A model of slow crack propagation based on the delayed hydride cracking (DHC) mechanism in hydride-forming alloys has been critically examined and evaluated to take account of recent experimental and theoretical advances in the understanding of hydride fracture and terminal solid solubility (TSS). The model predicts that the DHC velocity is a sensitive function of the hydrogen concentration induced in the bulk of the material as a result of the direction of approach to test temperature. For test temperatures approached from below, factors such as the hydridematrix accommodation energies, the stress state at the crack tip, and the value of the yield stress have a strong effect on the DHC arrest temperature in the technologically interesting temperature range of 400 to 600 K. A fracture criterion is explored based on the need to achieve a critical hydride length in the plastic zone at the crack tip. A necessary condition for DHC is that the crack tip hydride must grow to this critical length.
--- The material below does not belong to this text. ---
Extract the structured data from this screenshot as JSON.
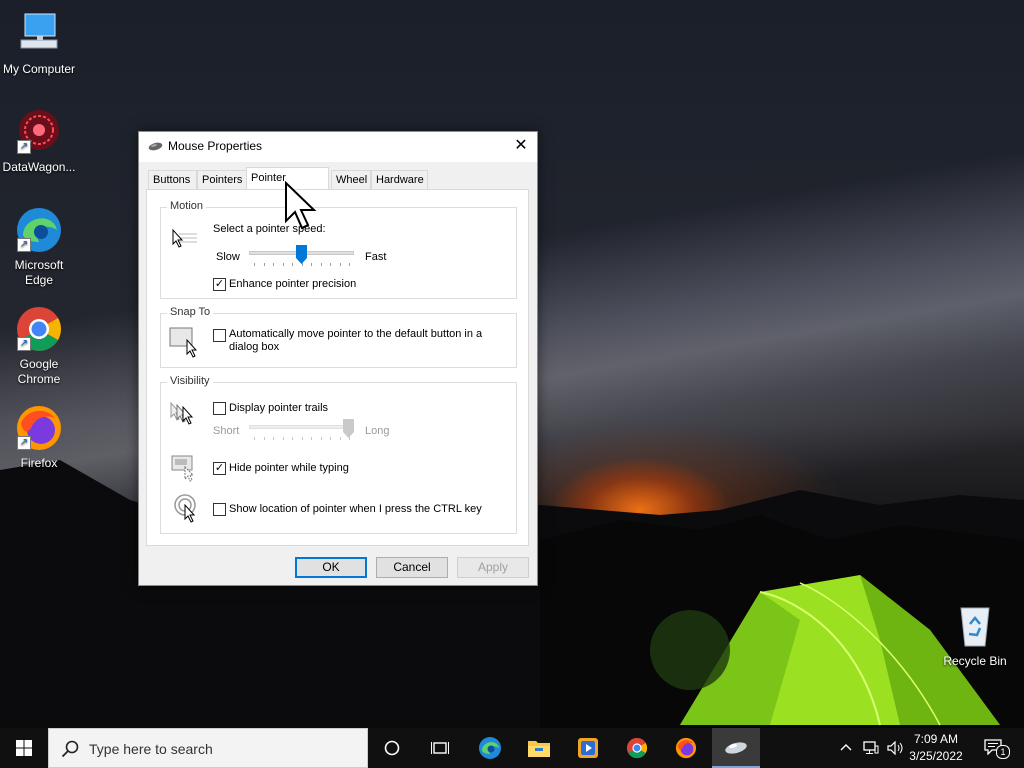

An approximate estimate is made for the steady-state growth limit of the crack tip hydride as a function of the direction of approach to temperature and the crack tip stress state. For temperatures approached from below, growth of the crack tip hydride is limited to just outside the plastic zone boundary at low temperature, gradually receding toward and inside the plastic zone boundary with increasing temperature. At lowKI values, this limits the crack tip hydride lengths to below their critical values for fracture. This could be one condition forKIH. For test temperatures approaches from above, the growth limit is significantly increased, and the sensitivities to the above parameters become less evident.